Zulily CIO Luke Friang says the keys to successful hyper-personalization include a collaborative development model, which emphasizes building software in feature-focused squads, and a just-in-time supply chain. Zulily takes its inspiration from Spotify’s squad model of agile development.
Meet the squad mod
Although not technically an enterprise agile framework, the Spotify model leverages many of the best practices of one: self-organizing, cross-functional, and co-located squads working closely to build business capabilities.
The Spotify model is an alternative to the Scaled Agile Framework (SAFe) embraced by many large companies. Some companies implement a hybrid framework model of SAFe and Spotify or other alternatives, according to Gartner, which says that one-third of large organizations will use multiple frameworks for scaling agile by 2022.
At Zulily, squads are organized by functions that include data scientists, ML engineers, iOS and Android developers and product managers.

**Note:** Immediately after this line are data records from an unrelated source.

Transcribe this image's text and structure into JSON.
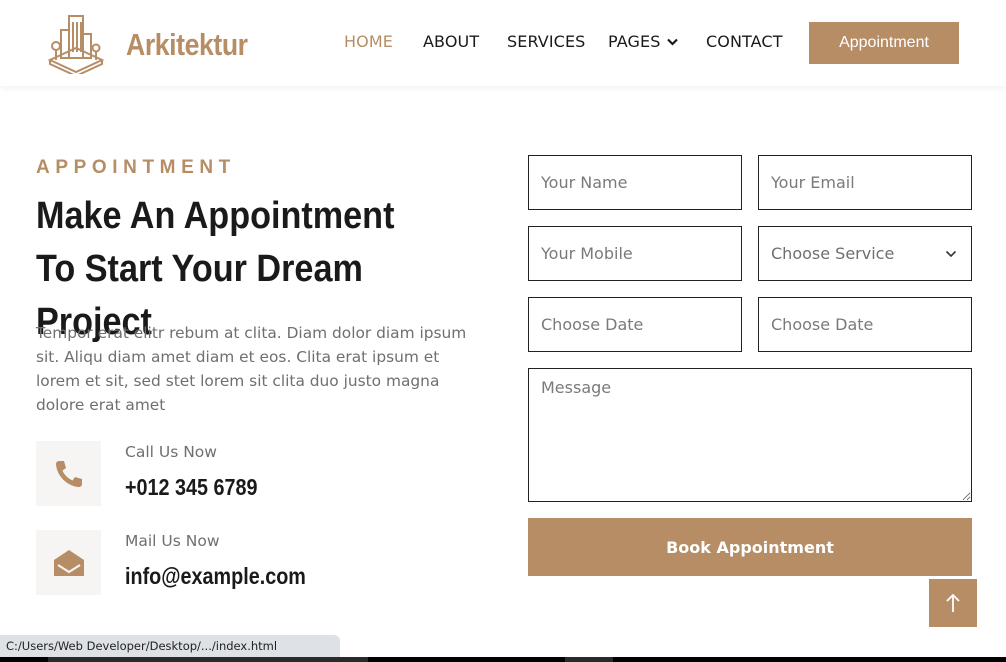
{
  "brand": {
    "name": "Arkitektur",
    "color": "#B78D65",
    "icon": "building-icon"
  },
  "nav": {
    "items": [
      {
        "label": "HOME",
        "active": true
      },
      {
        "label": "ABOUT",
        "active": false
      },
      {
        "label": "SERVICES",
        "active": false
      },
      {
        "label": "PAGES",
        "active": false,
        "dropdown": true
      },
      {
        "label": "CONTACT",
        "active": false
      }
    ],
    "appointment_button": "Appointment"
  },
  "appointment": {
    "label": "APPOINTMENT",
    "heading": "Make An Appointment To Start Your Dream Project",
    "paragraph": "Tempor erat elitr rebum at clita. Diam dolor diam ipsum sit. Aliqu diam amet diam et eos. Clita erat ipsum et lorem et sit, sed stet lorem sit clita duo justo magna dolore erat amet",
    "contacts": [
      {
        "icon": "phone-icon",
        "label": "Call Us Now",
        "value": "+012 345 6789"
      },
      {
        "icon": "envelope-open-icon",
        "label": "Mail Us Now",
        "value": "info@example.com"
      }
    ]
  },
  "form": {
    "name_placeholder": "Your Name",
    "email_placeholder": "Your Email",
    "mobile_placeholder": "Your Mobile",
    "service_selected": "Choose Service",
    "date1_placeholder": "Choose Date",
    "date2_placeholder": "Choose Date",
    "message_placeholder": "Message",
    "submit_label": "Book Appointment"
  },
  "back_to_top_icon": "arrow-up-icon",
  "statusbar": {
    "url": "C:/Users/Web Developer/Desktop/.../index.html"
  }
}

There are Zulily squads for marketing, which drive mobile push notifications, email and ads; website browsing, including the “front page” of the app and reviews; purchasing for payments; and backend, which handle site reliability engineering, DevOps and other tasks, Friang says.
The supply chain squad ensures goods make their way to the customer, a unique challenge for a company that, owing to a minimal inventory business model, prides itself on executing quickly as sales are processed.